For some communities, a fear of stigma poses a barrier. In other cases, it's the threat of retaliation. Women of colour and immigrant women make up a large portion of the low-wage workforce, meaning they likely lack legal protections, access to health insurance and paid time off, ultimately rendering them vulnerable to exploitation.
Allegations such as those levelled against Morgan Freeman - that he made comments about women's clothing, or their bodies, in front of multiple witnesses - also pose a unique dilemma for the same women, who, on one hand want to see their attackers punished and, on the other hand, mourn a greater loss for their community when men like Bill Cosby and Freeman are exposed (Freeman issued an apology in the wake of the allegations).
The differentiation accusers made between sexual harassment and inappropriate behaviour is reminiscent of the debates that ensued after Babe published an interview with 'Grace', who recounted a date gone wrong with Aziz Ansari. For months, I heard arguments about whether Ansari was really at fault, with some hung up on why Grace didn't say no firmly enough or leave earlier.
But therein lies another problem. As a society, we too readily dissect a situation in which a woman accuses a man of making unwelcome advances in the vain hope of proving she's at fault. So much time is spent debating technicalities, rather than simply accepting the statistical truth: it's more likely that the woman is innocent. So, instead of speaking up, many stay quiet.

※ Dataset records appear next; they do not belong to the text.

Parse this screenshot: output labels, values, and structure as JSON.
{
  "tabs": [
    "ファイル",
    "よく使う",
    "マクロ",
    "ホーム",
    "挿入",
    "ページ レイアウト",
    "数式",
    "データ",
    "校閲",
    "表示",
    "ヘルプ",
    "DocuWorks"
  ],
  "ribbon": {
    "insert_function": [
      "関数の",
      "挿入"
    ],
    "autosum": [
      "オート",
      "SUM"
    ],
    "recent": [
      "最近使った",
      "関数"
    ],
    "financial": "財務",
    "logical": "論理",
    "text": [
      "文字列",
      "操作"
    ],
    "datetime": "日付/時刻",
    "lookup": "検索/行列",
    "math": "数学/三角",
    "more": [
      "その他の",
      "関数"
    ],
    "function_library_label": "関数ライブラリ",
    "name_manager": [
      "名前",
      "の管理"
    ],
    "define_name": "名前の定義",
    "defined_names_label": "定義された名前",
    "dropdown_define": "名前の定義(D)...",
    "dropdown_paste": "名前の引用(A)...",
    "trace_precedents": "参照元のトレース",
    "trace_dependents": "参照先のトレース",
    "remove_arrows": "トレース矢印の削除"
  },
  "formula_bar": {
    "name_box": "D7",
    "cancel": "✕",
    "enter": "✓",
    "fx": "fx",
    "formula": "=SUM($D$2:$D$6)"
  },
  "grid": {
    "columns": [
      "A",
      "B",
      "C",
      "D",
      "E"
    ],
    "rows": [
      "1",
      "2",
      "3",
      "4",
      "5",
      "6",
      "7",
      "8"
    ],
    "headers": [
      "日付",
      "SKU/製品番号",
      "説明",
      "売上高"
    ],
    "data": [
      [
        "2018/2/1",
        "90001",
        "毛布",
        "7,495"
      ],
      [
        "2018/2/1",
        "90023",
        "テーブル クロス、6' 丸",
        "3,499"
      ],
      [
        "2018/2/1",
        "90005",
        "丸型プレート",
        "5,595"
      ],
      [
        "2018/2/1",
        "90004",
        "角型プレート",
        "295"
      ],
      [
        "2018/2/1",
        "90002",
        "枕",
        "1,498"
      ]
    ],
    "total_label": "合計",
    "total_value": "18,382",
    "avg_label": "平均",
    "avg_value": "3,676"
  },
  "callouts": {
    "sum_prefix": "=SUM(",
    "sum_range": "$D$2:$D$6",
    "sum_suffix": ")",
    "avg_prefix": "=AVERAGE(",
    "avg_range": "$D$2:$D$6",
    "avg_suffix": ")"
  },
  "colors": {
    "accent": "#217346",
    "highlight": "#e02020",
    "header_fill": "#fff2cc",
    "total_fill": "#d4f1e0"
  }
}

This is the everyday reality for women. Yet, far too many men still wonder why women are so jaded, why we so readily assume men are pigs with mal-intent.
Without men changing the conversation, changing their behaviours and changing their expectations, we can't change ours either.
Without men contributing to change, women are perpetually stuck in a constantly desensitised state, in which sexual assault is the norm and every guy, until proven otherwise, is a predator.
Is that the world you want to raise your sons and daughters in?